Fiscal hawks in northern Europe cried foul after the two southern countries escaped financial penalties for breaching the bloc’s Stability Pact budget rules again, although Madrid and Lisbon may yet suffer a suspension of some EU budget payments.

But outrage was muted after EU sources disclosed that Germany’s usually super-hawkish finance minister, Wolfgang Schaeuble, had intervened personally to argue against sanctions.

“The Stability Pact has died a second time,” said Daniel Gros, director of the Brussels-based Centre for European Policy Studies, recalling that France and Germany had torn up the first version of the rules in 2003 to avoid sanctions on themselves.

Conservative German economics commentator Werner Mussler wrote in the Frankfurter Allgemeine Zeitung that the official justification made clear the rules were “empty talk” and would never lead to fines.

“Might these (eurosceptic) doubts not be due to the constant bending and breaching of the rules by the Commission?” he asked.
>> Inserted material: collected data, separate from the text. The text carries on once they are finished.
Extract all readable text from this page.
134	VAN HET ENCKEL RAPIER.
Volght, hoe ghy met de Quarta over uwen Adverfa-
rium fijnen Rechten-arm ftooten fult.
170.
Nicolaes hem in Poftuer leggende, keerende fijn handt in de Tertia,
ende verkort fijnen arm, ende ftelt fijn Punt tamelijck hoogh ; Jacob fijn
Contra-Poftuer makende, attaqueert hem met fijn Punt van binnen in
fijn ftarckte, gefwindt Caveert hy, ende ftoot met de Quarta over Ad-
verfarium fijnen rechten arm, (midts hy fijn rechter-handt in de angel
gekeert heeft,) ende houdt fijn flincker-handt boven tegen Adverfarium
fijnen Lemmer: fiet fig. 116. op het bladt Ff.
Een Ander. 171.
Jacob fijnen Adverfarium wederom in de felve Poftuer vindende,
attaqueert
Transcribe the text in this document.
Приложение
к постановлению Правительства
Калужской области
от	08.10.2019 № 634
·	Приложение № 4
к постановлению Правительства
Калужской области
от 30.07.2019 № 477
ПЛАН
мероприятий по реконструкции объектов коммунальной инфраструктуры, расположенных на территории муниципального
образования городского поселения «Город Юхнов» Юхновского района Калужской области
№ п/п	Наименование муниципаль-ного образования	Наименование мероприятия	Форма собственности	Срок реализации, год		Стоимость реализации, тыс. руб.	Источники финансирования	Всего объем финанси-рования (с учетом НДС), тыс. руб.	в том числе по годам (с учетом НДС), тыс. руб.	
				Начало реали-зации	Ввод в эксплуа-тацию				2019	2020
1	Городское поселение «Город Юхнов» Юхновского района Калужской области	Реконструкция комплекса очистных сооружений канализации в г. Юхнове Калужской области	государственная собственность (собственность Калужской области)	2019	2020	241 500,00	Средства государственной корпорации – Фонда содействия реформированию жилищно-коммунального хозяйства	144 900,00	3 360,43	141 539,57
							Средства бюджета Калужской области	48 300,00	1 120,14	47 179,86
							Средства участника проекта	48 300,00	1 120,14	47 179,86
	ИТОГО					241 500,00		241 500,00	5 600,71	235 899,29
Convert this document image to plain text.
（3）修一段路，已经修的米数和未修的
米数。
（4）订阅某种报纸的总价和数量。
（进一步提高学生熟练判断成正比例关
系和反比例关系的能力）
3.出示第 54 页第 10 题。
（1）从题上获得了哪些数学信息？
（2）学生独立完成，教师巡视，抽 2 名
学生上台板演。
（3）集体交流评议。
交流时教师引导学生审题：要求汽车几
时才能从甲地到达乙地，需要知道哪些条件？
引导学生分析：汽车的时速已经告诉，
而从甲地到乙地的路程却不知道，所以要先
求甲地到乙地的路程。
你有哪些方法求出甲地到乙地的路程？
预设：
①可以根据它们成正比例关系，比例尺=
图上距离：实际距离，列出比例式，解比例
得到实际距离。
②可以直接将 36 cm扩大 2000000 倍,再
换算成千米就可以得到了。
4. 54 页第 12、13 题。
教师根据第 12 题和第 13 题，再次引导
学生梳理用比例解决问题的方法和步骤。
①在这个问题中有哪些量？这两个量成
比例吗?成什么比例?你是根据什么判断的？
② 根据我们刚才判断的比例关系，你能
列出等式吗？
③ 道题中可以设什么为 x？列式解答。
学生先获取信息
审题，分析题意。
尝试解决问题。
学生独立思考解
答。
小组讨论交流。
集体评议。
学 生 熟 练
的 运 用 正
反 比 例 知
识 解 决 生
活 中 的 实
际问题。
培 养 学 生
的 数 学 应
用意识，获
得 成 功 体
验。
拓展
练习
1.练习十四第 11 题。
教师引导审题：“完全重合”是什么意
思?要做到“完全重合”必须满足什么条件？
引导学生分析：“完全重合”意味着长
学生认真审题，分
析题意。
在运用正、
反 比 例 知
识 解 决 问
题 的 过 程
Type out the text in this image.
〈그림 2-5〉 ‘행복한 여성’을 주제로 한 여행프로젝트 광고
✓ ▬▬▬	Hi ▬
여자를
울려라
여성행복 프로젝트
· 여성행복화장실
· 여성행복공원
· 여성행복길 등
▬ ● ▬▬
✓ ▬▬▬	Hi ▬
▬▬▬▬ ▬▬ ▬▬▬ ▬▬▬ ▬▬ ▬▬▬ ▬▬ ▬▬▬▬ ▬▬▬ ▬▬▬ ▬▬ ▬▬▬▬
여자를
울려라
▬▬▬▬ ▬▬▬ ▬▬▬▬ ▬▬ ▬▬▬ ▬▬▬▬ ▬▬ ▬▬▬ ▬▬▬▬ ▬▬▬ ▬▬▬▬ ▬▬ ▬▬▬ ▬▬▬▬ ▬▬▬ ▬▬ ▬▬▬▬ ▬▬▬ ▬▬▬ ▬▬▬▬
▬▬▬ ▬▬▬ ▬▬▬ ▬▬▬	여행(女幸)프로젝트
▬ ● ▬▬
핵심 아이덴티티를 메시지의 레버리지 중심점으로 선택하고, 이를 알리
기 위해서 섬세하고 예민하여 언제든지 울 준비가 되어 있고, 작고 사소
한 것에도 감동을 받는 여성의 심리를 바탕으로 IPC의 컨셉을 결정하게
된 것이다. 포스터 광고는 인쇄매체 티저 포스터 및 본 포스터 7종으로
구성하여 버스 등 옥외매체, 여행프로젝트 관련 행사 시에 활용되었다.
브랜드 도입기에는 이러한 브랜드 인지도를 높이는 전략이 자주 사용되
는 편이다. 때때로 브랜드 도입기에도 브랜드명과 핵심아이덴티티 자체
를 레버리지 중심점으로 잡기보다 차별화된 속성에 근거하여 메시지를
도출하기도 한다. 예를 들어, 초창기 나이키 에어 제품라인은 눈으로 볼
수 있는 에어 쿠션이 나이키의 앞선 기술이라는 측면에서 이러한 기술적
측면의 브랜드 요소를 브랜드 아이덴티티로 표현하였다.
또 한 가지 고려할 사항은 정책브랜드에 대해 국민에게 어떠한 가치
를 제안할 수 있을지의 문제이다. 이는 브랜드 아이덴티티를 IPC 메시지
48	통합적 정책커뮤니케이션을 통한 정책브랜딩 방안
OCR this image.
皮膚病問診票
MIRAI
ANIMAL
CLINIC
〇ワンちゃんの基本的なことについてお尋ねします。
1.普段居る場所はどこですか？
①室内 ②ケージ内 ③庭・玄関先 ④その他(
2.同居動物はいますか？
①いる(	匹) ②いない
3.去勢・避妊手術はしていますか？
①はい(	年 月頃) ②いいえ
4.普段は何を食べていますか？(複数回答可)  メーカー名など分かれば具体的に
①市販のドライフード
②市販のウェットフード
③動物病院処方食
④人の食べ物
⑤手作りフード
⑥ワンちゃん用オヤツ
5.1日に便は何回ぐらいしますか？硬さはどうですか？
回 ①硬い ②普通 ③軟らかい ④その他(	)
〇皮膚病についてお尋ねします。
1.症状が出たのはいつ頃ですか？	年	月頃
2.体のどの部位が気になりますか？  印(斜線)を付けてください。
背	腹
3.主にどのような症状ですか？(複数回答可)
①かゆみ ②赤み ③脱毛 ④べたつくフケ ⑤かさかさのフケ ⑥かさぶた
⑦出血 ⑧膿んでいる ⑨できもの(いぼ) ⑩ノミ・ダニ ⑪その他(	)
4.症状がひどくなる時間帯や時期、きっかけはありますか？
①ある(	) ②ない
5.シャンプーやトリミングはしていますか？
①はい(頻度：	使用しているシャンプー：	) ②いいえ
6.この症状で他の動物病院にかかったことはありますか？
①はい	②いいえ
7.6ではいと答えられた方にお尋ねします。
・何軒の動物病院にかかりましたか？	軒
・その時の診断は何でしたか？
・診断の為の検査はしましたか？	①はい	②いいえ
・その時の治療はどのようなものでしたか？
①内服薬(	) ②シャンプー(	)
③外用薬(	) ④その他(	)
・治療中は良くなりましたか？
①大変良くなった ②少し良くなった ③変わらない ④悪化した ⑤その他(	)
Jeroen Dijsselboem, chairman of euro zone finance ministers, who is keen to uphold the credibility of the rules, expressed dismay with the Commission decision not to recommend fines.

“It is disappointing that there is no follow up on the conclusion that Spain and Portugal did not take effective action to consolidate their budgets,” the hardline Dutch finance minister said in a statement.

“It must be clear that despite all the efforts already taken, Spain and Portugal are still in danger.”

Another senior euro zone official said a Dutch or Belgian finance minister who now tried to convince parliament that savings measures were needed to respect the Stability Pact would be “laughed out of the room”.

The volume of criticism forced German Chancellor Angela Merkel to insist on Thursday that the deficit limits remained in force despite the Brussels decision.

“I don’t think the decision means that the Stability Pact is no longer valid,” she told a news conference in Berlin, without explaining why her veteran finance minister had lobbied against punishing what the German media call the “deficit sinners”.

A German Finance Ministry spokesman called the Commission’s reasoning “comprehensible”, noting that the possibility of withholding promised EU structural funds next year could prompt Madrid and Lisbon to make the necessary budget corrections.

Berlin officials were silent on Schaeuble’s role but did not dispute Brussels reports that he had telephoned several centre-right EU commissioners to urge them not to fine Spain, which has a caretaker government led by fellow conservative Mariano Rajoy.

It was unclear whether he had acted out of political clan loyalty in the centre-right European People’s Party, post-Brexit economic policy concerns, or fear of a eurosceptic backlash.

However, he shows no sign of willingness to alter Germany’s own balanced-budget policies to fund more public investment despite repeated prompting from Brussels over a massive current account surplus, equivalent to 8 percent of annual output.

Economists say that has skewed the euro zone economy, leaving the burden of adjustment disproportionately on southern countries struggling with mass unemployment, especially among the young, and heavy public debt legacies from the crisis.

But EU officials see little prospect of a more expansionary German fiscal policy before next year’s general election.

Moscovici and Commission President Jean-Claude Juncker are keen to do what they can in the meantime to promote economic expansion and a more balanced policy mix, while trying to preserve the credibility of the deficit limits.

A senior member of the European Parliament’s economic committee, French liberal Sylvie Goulard, said Madrid and Lisbon should have received at least symbolic fines to show the rules were taken seriously. Otherwise, the risk was that “the decision will fuel euroscepticism in countries which follow the rules”.